Analysts from IIFL Securities and Motilal Oswal commented that the defence sector had been “under‑valued for a long time” and that the new budget allocation could spur a “long‑term rally” for the companies involved. They highlighted that the Indian defence industry’s current capacity constraints and the backlog in procurement could be alleviated by the upcoming budget.

Broader context: defence spending trends in India

India’s defence budget has historically lagged behind the 3‑percent target. In FY22, it hovered around ₹1.02 lakh crore, and by FY25 it had modestly climbed to ₹1.08 lakh crore. While the 2019 NDP pledged to achieve the 3‑percent goal by 2025, subsequent budget reviews and strategic priorities have suggested a more gradual approach. The FY26 hike, therefore, is seen as a step toward meeting the policy’s long‑term objectives.

The increase also aligns with the strategic vision of strengthening India’s maritime and aerial capabilities. The MoD’s recent emphasis on modernising the navy’s frigate fleet and accelerating the production of next‑generation submarines—such as the Kalvari‑class (Scorpene) and future nuclear submarines—demonstrates a concerted effort to build a balanced defence force.

Related links and further reading

The Moneycontrol article linked to a separate piece titled “India’s defence budget to rise to ₹1.14 lakh crore in FY26: A comprehensive analysis” (found at moneycontrol.com/defence-budget-fy26). This article elaborates on the specific allocation of funds across branches, highlighting that the Indian Army will receive a 5‑percent rise, while the Navy and Air Force will each see increases of 8‑10 percent. It also discusses the government's plan to invest in advanced radar systems, missile defense, and naval shipbuilding facilities.

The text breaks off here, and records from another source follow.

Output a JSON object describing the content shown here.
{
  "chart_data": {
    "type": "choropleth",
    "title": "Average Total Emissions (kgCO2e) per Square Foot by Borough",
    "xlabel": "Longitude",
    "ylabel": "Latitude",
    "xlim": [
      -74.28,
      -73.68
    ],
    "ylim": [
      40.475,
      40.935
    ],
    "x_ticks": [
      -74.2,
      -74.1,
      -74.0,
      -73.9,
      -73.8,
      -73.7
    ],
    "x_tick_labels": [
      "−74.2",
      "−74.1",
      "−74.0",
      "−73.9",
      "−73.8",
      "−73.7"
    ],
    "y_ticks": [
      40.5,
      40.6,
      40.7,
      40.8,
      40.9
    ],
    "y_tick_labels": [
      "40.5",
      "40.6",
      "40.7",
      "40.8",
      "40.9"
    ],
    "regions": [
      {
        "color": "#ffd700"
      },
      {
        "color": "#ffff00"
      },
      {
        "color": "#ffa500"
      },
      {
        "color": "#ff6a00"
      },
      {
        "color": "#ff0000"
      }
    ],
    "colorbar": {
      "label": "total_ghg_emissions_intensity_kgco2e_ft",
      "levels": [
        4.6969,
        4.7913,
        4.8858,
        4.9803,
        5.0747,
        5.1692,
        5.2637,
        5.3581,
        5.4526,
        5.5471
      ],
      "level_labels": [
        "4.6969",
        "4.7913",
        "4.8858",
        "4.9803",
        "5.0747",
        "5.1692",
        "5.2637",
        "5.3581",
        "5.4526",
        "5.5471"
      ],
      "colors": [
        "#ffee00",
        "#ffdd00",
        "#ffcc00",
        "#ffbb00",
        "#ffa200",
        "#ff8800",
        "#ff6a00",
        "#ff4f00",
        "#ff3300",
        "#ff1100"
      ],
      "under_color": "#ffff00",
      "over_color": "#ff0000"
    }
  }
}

Another link directed readers to an article on moneycontrol.com/market/defence-sector, summarising recent performances of defence stocks and the impact of the 2019 NDP on market valuations. That piece underscores how policy changes, coupled with strategic procurement plans, tend to create “momentum” for defence stocks in the short term.

Bottom line

The early‑morning rally of MTAR Technologies, BEML and HAL, driven by a credible leak about a larger FY26 defence budget, signals a renewed confidence in India’s defence manufacturing ecosystem. With the government’s announced focus on bolstering indigenous production and a clear procurement agenda for aircraft, naval vessels, and advanced weapons systems, the sector is poised for sustained growth. Investors will likely keep an eye on the forthcoming official budget release for confirmation and further details, but the current market sentiment already reflects optimism that the defence sector will receive a significant boost in FY26.